Now this intense anger I felt for them has subsided over the years, but as someone who tries to be a Christian, I know that one of the hardest things to do in life is to forgive someone who has grievously wronged you. In fact, forgiveness is a key tenet of Christianity. There have been people in my past who have wounded me more grievously psychologically then those two youthful criminals. I have experienced unimaginable, sick cruelty. It could take the rest of my life to forgive that person, although I intend for it to be sooner than that. I am mostly there now. I just have to take the final steps.
Sometimes I imagine how much easier it would be to think like an atheist and harbor whatever resentments and bitterness I wanted towards someone, and not feel the pain of guilt. The freedom to choose to be unforgiving comes with a high price. I know in my heart great weight would be lifted from me if I could only forgive once and for all. I can learn to forgive unequivocally if I want to. I believe that. I still have to forgive my father. How extremely difficult it is to forgive a stranger or someone you hardly know.

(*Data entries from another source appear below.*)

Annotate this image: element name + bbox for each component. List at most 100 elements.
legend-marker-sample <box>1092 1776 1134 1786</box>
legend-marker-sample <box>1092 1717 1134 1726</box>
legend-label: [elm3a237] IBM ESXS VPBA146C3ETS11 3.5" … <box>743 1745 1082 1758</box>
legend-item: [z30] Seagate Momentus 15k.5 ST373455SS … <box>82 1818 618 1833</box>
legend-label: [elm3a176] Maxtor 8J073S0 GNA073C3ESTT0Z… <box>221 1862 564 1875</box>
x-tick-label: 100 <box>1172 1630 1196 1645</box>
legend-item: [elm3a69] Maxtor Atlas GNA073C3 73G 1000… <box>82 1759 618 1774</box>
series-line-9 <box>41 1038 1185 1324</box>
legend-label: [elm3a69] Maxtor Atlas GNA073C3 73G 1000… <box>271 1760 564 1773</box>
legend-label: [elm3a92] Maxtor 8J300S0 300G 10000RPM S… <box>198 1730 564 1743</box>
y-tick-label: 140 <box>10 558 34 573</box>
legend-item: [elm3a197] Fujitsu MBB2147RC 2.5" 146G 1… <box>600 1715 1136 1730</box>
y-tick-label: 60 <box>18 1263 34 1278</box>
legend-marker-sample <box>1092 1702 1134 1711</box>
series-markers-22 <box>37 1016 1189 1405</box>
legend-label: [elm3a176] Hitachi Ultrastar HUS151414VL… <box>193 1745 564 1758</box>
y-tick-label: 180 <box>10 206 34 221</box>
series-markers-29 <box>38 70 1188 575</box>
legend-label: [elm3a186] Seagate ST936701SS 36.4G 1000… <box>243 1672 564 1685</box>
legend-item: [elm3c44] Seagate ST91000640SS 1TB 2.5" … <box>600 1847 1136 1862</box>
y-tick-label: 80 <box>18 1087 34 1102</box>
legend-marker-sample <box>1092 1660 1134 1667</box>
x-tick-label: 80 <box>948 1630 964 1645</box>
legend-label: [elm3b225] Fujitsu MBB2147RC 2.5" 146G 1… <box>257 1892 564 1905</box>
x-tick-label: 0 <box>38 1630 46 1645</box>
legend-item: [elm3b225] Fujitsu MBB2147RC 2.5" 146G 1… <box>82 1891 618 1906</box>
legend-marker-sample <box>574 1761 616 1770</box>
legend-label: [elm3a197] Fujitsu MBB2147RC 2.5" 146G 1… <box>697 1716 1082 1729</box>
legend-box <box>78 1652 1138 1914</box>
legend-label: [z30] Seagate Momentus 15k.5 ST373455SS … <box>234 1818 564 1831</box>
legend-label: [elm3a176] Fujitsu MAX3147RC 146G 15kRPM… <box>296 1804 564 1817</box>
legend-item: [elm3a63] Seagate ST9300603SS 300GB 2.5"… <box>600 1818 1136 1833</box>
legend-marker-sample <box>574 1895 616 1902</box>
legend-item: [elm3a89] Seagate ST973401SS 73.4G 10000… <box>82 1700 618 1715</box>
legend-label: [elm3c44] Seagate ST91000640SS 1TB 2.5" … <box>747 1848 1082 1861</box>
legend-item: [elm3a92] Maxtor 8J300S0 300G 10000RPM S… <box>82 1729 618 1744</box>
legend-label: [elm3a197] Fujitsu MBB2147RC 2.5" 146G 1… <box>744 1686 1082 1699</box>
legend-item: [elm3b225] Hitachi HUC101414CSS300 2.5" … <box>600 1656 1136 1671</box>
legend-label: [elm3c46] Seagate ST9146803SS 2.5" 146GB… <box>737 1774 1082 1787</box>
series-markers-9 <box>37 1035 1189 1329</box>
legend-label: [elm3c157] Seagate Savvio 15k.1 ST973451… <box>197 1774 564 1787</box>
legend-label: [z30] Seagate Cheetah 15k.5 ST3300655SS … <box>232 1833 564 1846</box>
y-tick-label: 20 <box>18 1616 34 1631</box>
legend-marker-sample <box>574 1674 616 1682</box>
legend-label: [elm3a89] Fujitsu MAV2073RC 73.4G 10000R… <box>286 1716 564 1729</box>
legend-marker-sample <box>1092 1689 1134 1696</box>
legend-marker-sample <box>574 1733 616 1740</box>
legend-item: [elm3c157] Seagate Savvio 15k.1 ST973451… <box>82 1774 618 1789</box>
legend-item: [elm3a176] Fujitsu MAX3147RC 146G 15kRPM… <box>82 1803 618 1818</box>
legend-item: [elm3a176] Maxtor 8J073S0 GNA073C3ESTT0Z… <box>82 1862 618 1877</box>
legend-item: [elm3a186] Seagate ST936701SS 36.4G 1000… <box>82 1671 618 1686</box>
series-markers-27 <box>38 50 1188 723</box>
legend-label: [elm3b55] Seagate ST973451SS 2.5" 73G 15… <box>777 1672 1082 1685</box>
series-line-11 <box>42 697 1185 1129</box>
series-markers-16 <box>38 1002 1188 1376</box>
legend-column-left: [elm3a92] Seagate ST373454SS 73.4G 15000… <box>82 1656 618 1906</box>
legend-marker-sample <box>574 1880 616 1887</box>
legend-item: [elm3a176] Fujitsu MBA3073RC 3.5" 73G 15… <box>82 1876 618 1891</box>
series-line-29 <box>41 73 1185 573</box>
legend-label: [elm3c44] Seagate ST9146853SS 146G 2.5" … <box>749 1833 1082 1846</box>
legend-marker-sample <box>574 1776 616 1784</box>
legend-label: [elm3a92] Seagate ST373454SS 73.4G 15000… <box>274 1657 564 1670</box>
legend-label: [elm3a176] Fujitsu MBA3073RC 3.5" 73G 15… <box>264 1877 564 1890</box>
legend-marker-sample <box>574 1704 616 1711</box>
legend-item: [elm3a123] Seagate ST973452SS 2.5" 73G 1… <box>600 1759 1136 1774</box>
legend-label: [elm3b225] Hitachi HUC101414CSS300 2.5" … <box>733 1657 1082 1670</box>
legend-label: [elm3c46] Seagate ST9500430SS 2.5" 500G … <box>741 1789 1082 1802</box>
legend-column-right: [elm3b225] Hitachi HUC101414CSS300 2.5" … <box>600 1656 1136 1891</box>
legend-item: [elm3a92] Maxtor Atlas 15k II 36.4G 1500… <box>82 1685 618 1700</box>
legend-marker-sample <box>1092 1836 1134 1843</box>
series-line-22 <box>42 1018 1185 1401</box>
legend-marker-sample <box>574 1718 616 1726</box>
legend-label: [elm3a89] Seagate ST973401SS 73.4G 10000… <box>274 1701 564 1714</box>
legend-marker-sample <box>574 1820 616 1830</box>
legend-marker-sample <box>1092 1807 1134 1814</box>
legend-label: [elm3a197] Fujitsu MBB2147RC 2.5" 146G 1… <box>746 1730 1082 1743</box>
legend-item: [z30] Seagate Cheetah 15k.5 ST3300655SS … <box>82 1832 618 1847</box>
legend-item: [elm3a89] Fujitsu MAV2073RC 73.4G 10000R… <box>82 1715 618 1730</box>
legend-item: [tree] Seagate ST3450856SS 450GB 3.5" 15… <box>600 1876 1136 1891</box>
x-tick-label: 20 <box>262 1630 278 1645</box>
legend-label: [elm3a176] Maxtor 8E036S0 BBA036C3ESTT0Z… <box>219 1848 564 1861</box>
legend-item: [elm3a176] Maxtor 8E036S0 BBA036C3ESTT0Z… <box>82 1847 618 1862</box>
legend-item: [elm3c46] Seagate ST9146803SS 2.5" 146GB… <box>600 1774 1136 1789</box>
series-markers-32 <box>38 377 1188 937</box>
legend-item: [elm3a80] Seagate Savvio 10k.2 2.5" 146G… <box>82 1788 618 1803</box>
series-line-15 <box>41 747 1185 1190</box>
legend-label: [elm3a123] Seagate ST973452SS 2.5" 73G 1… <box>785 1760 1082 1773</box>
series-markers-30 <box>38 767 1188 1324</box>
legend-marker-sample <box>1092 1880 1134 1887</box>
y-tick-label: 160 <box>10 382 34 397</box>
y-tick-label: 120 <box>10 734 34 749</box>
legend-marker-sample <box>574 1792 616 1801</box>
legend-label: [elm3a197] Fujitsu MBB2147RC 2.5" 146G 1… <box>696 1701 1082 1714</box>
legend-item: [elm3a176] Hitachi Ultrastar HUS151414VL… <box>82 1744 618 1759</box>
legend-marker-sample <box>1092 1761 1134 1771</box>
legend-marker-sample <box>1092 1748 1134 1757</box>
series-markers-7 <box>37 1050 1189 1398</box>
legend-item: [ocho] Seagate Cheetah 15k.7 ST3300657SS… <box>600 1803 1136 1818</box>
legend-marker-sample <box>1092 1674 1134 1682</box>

One final thought. I frankly have been surprised that I didn’t let that awful event get the best of me more than it did. Partly it’s because of my age. The farther along in life we are, the more likely it is we have experienced trauma, illness, or some other devastating setback in life. With age and experience has come the wisdom to understand more fully why horrible things happen to me in life, and how to come back from them and be resilient. With a strong foundation of core values and beliefs, and a deeper grasp of religious truth as I get older, I think I am able to surmount and overcome the worst that life can throw at me. But for that to succeed, I must have the resilience that comes with age, and hopefully, the wisdom also.